Think, for example, of the kind of people who drive innovation and dynamism. What are they like?

They put themselves in unfamiliar situations. They are enthusiastic about novelty. Journalist Adam Hochschild once wrote: “When I’m in a country radically different from my own, I notice much more. It is as if I’ve taken a mind-altering drug that allows me to see things I would normally miss. I feel much more alive.”

They have diversive curiosity. Their interests and enthusiasms span many spheres. Nobel laureates are at least 22 times more likely than the average scientists to have a side hobby as a magician, actor, dancer or some other type of performer.

They have social range, a wide variety of friends. In the decades before he published “On the Origin of Species,” Charles Darwin exchanged regular letters with at least 231 scientists in 13 different fields, as varied as economics and biology.

They are able to combine disparate worldviews. Creativity often happens when somebody combines two galaxies of ideas. Pablo Picasso combined Western portraiture with African masks. Johannes Gutenberg combined woodblock engraving, coin-making and the wine press to create his printing press.

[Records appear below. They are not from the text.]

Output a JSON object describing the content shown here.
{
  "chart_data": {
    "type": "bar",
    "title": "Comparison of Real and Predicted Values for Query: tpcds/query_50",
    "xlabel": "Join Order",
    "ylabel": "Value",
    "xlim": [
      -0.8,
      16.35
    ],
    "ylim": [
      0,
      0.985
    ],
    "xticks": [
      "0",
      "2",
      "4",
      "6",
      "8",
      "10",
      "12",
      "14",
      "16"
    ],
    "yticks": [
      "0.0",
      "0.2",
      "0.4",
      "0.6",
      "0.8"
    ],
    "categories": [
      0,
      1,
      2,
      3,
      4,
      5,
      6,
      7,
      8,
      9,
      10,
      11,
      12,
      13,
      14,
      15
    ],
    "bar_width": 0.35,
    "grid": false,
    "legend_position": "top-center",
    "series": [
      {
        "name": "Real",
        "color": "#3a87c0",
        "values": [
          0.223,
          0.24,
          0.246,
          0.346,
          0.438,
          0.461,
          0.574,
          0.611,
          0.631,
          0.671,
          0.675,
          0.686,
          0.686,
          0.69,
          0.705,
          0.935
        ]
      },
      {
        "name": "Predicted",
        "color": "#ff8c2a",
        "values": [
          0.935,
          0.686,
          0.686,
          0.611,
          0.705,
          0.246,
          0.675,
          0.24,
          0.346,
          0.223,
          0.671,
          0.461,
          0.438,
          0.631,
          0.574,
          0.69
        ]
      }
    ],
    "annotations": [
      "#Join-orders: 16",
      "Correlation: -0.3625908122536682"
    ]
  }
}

They are driven toward continual growth. They seek to expand their interests and attachments, to engage in continual self-improvement. You can spot such people because they have gone through different chapters. Always learning, they have shifted their interests and worldviews over the years, torn down one way of making meaning and built up something new. Ralph Waldo Emerson was onto something when he wrote, “Not in his goals but in his transitions man is great.”

There’s a name for the values and posture I’m describing here: cosmopolitanism. The cosmopolitan has roots in one town and one nation but treasures and learns from many other national streams. In a phrase I’ve used here before, her life is a series of daring explorations from a secure base.

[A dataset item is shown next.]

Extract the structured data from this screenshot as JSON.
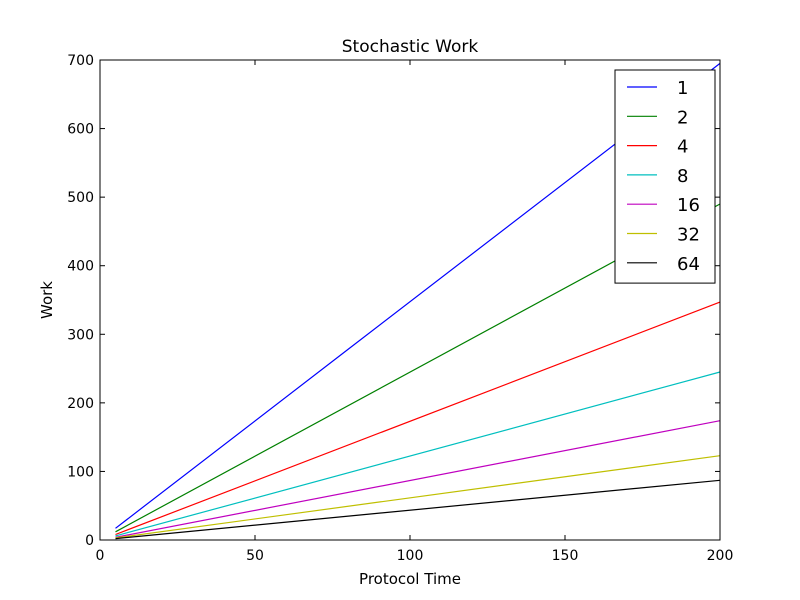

Sometimes it seems like the 21st century has witnessed one attack after another upon cosmopolitanism; from 9/11 onward. Leader after leader appeals to fear of impurity and threat. This mean world vibe not only reduces contact between peoples, but it squelches the venturesomeness that has been America’s best defining trait. Trump called Wednesday Liberation Day, but Stagnation Day might be more like it.

If America is still America, these tariffs will represent the turning point of the Trump presidency. People will be outraged by the useless economic pain they are causing; and, more subtly, revolted by the cowardly values they represent.